# The superior works - Patrick's Blood & Gore - under construction



## gohei82 (Jan 17, 2011)

I found out this morning that my (and suspectably MANY other lumberjocks) absolute favourite reference on Stanley hand planes, The superior works - Patrick's Blood & Gore is "under heavy construction", and almost all the pages are gone! Naturally, I went "Plane" crazy, and wondered if any of you jocks knew anything about the downtime's purpose and duration?


----------



## donwilwol (May 16, 2011)

that's not good.


----------



## CharlieM1958 (Nov 7, 2006)

I hope it's back up soon. It's a fantastic reference.


----------



## dkirtley (Mar 11, 2010)

Possibly Patrick is polishing his plane prose privately?

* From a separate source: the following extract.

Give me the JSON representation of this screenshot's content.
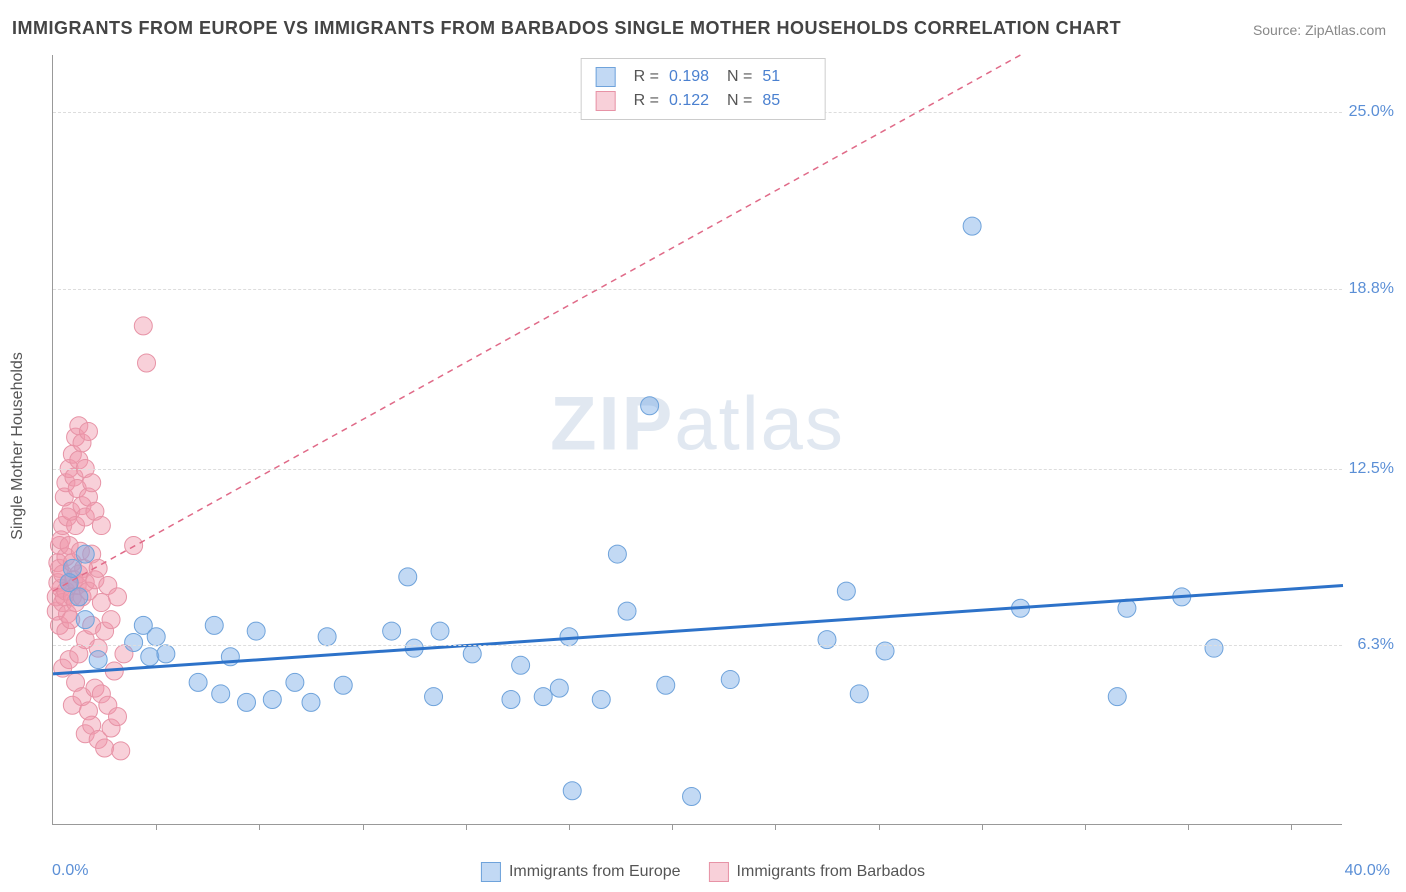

If you have to have a quick fix, there is always the "Wayback Machine"

The link editor didn't like it:

http://web.archive.org/web/20110209210521/http://supertool.com/StanleyBG/stan1.htm


----------



## DMIHOMECENTER (Mar 5, 2011)

But Blood&Gore boasts the benefits of Bailey so benevolently !


----------



## DMIHOMECENTER (Mar 5, 2011)

It needs to be re-written. It just proves that a biased, mediocre reference with good pictures is better than nothing at all.


----------



## gohei82 (Jan 17, 2011)

Well, it's up and running again. I don't agree with David Grimes that the blood & gore is mediocre, I think the text is both entertaining and most helpfull, and the majority of the planes have a thurough description. That beeing said, it could, as most things, always be better.


----------



## DMIHOMECENTER (Mar 5, 2011)

Ultimately, blood and gore stinks as well.


----------